Porsche experienced a 15% year-on-year decrease in vehicle deliveries during the first quarter, influenced by factors such as the discontinuation of the combustion-engine 718 series and the elimination of tax incentives for electric and hybrid vehicles in the United States.
The German luxury sports car manufacturer reported on Friday that it delivered 60,991 vehicles in the first three months of the year, down from 71,470 units during the same period last year.
Porsche noted that the strong sales performance of the all-electric Macan, which launched in the first quarter of last year, also contributed to a higher comparative base, leading to a distorted year-on-year figure.
The global automotive industry is currently facing significant challenges, including cooling demand in the electric vehicle transition, heightened competition in China, new luxury tax policies, and uncertainties surrounding U.S. tariff measures.
Last year, Porsche indicated it would scale back its electrification targets due to slower-than-expected market adoption of electric vehicles, opting instead to expand its lineup of combustion-engine and plug-in hybrid models.
In North America, Porsche’s largest market, deliveries fell by 11% to 18,344 units. Meanwhile, the Chinese market continued to face pressure, with deliveries plunging 21% to 7,519 vehicles.

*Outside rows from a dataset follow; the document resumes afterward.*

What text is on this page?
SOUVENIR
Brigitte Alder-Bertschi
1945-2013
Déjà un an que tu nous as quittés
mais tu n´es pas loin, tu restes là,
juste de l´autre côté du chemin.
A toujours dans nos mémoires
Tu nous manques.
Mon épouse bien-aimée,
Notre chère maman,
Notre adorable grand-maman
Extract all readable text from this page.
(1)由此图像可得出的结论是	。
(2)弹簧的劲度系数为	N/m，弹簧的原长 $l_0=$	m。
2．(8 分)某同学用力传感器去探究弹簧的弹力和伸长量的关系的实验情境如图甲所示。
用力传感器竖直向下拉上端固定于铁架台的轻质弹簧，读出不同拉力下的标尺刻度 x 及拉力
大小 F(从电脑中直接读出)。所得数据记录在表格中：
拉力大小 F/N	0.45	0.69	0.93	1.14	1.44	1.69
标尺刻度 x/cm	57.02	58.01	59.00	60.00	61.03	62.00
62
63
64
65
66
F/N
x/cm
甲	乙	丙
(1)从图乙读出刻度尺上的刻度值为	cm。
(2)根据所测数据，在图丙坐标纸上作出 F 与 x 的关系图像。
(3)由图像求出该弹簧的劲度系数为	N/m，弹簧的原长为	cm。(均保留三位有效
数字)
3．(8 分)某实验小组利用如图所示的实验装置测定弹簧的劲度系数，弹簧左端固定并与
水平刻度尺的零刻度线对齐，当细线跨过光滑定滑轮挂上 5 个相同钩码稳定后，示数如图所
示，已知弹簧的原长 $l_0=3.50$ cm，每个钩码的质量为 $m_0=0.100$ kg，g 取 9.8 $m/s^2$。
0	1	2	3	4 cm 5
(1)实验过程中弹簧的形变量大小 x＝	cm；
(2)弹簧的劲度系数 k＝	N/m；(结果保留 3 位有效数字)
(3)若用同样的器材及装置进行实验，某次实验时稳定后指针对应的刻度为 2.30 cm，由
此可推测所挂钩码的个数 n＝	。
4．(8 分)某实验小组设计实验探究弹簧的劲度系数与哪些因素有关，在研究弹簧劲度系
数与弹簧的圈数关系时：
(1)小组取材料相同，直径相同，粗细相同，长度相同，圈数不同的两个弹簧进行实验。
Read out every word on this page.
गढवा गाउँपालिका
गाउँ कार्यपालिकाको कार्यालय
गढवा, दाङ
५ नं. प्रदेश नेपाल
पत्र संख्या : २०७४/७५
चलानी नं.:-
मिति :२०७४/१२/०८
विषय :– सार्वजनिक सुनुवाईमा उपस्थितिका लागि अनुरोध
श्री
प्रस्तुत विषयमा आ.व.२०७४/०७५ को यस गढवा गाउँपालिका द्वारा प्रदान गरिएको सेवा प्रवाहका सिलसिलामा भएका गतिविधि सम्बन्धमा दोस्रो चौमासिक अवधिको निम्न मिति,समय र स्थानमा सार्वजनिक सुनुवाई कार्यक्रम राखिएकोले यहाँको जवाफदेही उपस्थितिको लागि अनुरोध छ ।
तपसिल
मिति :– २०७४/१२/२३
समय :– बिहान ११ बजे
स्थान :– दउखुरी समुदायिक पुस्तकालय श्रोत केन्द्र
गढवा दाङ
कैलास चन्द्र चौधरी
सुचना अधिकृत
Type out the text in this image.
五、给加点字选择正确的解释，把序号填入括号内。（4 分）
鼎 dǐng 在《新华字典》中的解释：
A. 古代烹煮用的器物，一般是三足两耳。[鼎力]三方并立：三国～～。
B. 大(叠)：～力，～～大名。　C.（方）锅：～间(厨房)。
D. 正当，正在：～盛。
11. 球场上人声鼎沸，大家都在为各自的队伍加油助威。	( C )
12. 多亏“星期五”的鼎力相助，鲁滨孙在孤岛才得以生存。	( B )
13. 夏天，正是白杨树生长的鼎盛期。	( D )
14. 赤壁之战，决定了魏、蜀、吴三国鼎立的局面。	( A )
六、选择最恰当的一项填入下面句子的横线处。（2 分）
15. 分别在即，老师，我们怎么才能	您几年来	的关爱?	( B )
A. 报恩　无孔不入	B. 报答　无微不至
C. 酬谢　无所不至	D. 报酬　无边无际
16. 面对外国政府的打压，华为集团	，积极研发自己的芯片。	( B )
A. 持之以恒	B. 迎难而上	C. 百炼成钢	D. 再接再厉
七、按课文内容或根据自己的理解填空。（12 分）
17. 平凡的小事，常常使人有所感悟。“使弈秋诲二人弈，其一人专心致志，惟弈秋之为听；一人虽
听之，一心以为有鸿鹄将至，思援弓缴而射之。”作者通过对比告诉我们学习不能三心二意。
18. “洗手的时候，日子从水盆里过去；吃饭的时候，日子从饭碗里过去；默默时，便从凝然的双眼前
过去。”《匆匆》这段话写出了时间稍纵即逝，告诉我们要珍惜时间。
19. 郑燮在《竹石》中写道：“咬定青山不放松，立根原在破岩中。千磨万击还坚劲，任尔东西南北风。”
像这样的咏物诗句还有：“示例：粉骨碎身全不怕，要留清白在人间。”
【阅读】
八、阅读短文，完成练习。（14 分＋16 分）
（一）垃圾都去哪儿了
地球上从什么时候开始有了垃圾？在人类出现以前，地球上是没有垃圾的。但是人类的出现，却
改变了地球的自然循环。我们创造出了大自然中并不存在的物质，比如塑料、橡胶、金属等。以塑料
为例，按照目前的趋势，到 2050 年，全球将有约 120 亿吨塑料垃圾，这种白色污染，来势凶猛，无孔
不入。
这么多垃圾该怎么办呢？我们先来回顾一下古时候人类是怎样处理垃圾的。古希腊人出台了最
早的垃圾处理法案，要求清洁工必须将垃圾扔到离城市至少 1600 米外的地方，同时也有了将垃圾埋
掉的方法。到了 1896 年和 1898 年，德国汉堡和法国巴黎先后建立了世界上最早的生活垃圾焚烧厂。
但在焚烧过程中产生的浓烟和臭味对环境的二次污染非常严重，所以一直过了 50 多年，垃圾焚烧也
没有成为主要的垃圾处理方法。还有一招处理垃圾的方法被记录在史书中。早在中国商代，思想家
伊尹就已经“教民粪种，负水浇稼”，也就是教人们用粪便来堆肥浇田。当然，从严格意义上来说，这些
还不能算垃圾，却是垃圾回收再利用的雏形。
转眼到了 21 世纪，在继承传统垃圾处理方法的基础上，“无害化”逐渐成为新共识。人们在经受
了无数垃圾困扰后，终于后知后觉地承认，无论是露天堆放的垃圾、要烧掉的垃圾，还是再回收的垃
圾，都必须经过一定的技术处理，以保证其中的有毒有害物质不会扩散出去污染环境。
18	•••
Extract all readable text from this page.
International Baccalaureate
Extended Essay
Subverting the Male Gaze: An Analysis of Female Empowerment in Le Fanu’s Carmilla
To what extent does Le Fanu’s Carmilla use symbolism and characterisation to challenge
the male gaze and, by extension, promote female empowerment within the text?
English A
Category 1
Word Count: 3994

The decline in China was also affected by the upcoming model change for the Panamera, which is highly popular in the country. A new Panamera series tailored specifically for the Chinese market is set to launch in April.
In Europe, excluding Germany, Porsche’s deliveries dropped by 18% to 14,710 units. In contrast, domestic deliveries in Germany increased by 4% year-on-year.
Despite the overall downturn, the 911 model line—including GTS, Turbo, and GT variants—recorded strong demand across all regions, with global deliveries surging 22% compared to the same period last year.
Matthias Becker, Porsche’s executive in charge of sales and marketing, stated, “The robust demand for the 911 and its derivatives clearly demonstrates the enduring strength of our brand’s core sports car identity.”
The Cayenne remained the highest-demand model this quarter. An all-electric version of the Cayenne is scheduled to enter the market later this year, with initial deliveries expected to begin in the summer.
Becker added that the company will adhere to a “value over volume” strategy in the coming year, focusing on balancing supply and demand.